EU chief negotiator Michel Barnier and the UK's new Brexit secretary Stephen Barclay are expected to meet next Monday in Strasbourg and their teams will continue working on a possible solution to the deadlock, with the Brexit date only 50 days away.

Juncker and May agreed to meet again at the end of February, meanwhile.

The statement described the meeting between Juncker and May, that started out with a cool handshake at the commission's Berlaymont headquarters, as "robust, but constructive", diplomatic code for heated and tough.

Brexit has been locked in a stalemate ever since British lawmakers last month overwhelmingly rejected the Brexit deal negotiated by EU and UK officials over the previous 18 months.

Hard-Brexit Conservative MPs reject the so-called backstop, aimed at keeping the border open on the island of Ireland even if the two sides cannot agree on a new trade deal before December 2020. The EU side has repeatedly said it does not believe any technology solution is available to keep the new EU/UK border open.

The free-trade Brexiteers, meanwhile, are worried that the backstop, which keeps the UK in the EU's customs union, could trap Britain tied to the bloc indefinitely, a fear the EU has insisted is unfounded.

May sought to renegotiate the deal over the backstop, while the EU, which has insisted that the deal cannot be reopened, have been growing frustrated with the British premier's failure to muster majority support in parliament for the deal her negotiators struck.

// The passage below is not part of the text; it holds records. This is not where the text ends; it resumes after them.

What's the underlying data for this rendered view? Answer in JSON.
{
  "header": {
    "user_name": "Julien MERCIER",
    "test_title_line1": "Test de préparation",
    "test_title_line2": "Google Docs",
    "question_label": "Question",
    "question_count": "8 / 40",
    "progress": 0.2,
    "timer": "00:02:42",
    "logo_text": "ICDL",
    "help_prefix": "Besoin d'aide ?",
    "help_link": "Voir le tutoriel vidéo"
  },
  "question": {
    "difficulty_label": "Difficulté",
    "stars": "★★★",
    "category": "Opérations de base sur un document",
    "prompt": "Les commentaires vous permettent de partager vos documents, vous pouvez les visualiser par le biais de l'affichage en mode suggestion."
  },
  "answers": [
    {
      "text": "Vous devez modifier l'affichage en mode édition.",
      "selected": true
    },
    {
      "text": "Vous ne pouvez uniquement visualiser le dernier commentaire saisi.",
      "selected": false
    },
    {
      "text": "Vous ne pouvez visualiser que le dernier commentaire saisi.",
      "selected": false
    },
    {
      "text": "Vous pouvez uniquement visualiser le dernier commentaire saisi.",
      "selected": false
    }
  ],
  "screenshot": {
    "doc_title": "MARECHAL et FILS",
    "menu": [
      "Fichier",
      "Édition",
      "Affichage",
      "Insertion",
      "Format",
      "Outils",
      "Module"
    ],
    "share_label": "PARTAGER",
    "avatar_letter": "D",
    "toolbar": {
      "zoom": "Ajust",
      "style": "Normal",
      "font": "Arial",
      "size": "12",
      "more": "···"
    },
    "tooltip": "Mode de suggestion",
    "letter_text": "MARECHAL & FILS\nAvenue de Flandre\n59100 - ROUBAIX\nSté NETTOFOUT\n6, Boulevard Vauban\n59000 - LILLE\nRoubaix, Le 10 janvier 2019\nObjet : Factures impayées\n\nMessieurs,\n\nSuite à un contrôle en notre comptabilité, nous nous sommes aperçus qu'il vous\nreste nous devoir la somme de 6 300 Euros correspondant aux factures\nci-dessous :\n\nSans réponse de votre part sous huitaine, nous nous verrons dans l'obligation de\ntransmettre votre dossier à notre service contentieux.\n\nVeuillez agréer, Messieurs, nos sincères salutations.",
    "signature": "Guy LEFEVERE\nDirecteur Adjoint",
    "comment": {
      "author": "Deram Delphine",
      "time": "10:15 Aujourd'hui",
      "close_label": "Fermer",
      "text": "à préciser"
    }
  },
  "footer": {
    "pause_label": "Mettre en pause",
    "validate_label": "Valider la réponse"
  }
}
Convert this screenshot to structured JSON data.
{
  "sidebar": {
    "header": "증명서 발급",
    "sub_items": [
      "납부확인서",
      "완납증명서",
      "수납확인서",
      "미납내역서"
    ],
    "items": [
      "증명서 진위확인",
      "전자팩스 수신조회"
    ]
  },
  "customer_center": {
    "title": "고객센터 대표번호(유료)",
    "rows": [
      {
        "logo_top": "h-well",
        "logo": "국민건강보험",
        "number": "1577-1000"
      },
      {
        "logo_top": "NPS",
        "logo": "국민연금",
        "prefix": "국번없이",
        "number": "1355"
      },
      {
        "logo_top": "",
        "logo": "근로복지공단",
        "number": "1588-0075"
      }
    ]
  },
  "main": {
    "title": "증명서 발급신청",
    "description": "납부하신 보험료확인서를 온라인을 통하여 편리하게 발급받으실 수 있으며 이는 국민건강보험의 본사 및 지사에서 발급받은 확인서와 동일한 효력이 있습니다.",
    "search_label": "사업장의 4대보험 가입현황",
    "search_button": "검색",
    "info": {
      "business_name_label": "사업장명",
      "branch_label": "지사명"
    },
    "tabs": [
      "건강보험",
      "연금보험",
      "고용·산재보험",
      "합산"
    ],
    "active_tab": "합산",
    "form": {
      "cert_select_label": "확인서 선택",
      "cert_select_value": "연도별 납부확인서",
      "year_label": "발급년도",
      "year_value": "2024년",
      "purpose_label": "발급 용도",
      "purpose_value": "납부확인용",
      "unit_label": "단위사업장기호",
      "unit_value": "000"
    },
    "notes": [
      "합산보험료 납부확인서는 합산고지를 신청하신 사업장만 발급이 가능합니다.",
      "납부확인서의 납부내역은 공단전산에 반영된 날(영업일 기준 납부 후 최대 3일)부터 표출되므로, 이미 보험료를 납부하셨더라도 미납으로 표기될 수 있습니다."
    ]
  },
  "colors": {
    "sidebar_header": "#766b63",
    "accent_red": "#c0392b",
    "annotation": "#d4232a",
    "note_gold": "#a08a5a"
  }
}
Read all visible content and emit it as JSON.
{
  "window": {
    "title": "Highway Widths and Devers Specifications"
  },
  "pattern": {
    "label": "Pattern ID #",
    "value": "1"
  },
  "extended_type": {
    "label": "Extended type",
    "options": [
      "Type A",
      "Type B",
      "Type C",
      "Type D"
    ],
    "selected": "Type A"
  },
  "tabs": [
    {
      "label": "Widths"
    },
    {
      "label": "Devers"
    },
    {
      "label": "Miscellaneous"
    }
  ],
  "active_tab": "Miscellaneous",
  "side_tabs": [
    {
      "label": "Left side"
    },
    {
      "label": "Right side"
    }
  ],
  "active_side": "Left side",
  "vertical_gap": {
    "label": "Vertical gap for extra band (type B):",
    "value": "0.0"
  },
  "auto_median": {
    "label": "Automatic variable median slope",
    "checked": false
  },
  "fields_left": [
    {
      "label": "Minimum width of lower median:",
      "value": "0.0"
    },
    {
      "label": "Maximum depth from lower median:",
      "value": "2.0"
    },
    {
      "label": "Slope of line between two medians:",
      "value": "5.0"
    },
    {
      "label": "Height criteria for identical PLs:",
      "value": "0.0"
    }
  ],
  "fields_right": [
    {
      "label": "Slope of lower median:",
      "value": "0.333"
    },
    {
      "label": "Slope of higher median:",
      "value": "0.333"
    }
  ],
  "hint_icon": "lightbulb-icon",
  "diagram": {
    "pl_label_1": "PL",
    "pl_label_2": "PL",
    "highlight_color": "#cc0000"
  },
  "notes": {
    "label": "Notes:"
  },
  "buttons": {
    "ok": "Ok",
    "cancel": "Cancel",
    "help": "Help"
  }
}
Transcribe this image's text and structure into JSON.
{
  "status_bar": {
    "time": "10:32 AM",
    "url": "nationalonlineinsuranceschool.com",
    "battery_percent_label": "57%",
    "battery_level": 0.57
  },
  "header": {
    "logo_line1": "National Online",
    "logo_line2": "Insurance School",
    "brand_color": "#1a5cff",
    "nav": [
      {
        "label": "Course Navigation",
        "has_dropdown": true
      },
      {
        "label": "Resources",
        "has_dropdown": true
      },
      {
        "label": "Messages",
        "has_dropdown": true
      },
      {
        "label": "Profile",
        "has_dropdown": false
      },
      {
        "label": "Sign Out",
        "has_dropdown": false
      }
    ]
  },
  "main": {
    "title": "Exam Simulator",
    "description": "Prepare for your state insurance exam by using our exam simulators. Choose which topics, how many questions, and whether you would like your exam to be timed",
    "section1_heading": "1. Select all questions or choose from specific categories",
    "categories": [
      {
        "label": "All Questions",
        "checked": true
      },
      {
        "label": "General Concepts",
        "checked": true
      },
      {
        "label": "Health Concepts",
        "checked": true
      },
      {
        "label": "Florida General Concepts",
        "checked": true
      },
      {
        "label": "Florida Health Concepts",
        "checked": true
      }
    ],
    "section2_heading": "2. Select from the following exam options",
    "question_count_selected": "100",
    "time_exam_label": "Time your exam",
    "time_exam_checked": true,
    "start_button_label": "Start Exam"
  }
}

Nothing on substance has changed on that after May's Thursday visit, as renegotiation is still off the table, but the EU's openness will enable May to show in London, she can possibly achieve more with the EU-27.

May will return to the House of Commons on 14 February for a Brexit debate, but lawmakers will only try to vote again on the deal later in the month.

EU council chief Donald Tusk, who a day before the visit envisaged a "special place in hell" for those who campaigned for Brexit without a proper plan, also met with May on Thursday.

"Still no breakthrough in sight. Talks will continue," Tusk merely tweeted later.

More-binding declaration?

The European Parliament's Brexit coordinator Guy Verhofstadt hinted after meeting with May that the EU could see the political declaration become more legally-binding.

"If there are problems with this backstop our proposal is to try and solve them in the political declaration. We're open to upgrade the political declaration to make it more binding, more precise," the Belgian MEP said, who added that May said she did not want to remove the backstop from the deal.

Offering to have a closer relationship with the EU in the political declaration to please enough Labour MPs to vote for the deal with May could be one possible way out of the conundrum, repeatedly on offer by the EU.

In a letter to May, Labour leader Jeremy Corbyn on Wednesday set out five conditions for Labour to support a deal, including a "permanent and comprehensive" customs union with the EU, which so far May has ruled out because of her hardline backbench MPs.

'Weeks from economic and human catastrophe'

Unless the UK parliament approves a deal, Britain is on course to leave the EU on March 29 without the envisaged two-year transition period in place, a scenario that many businesses say would be catastrophic.

"We are very concerned. We're weeks from an economic and human catastrophe. This is the reality of a no-deal Brexit. It would be a very dangerous solution," European Parliament president Antonio Tajani said after meeting May.

May insisted she can get the "legally-binding changes" to the Brexit deal that parliament wants.

"I am going to deliver Brexit, I'm going to deliver it on time," May told journalists before leaving Brussels.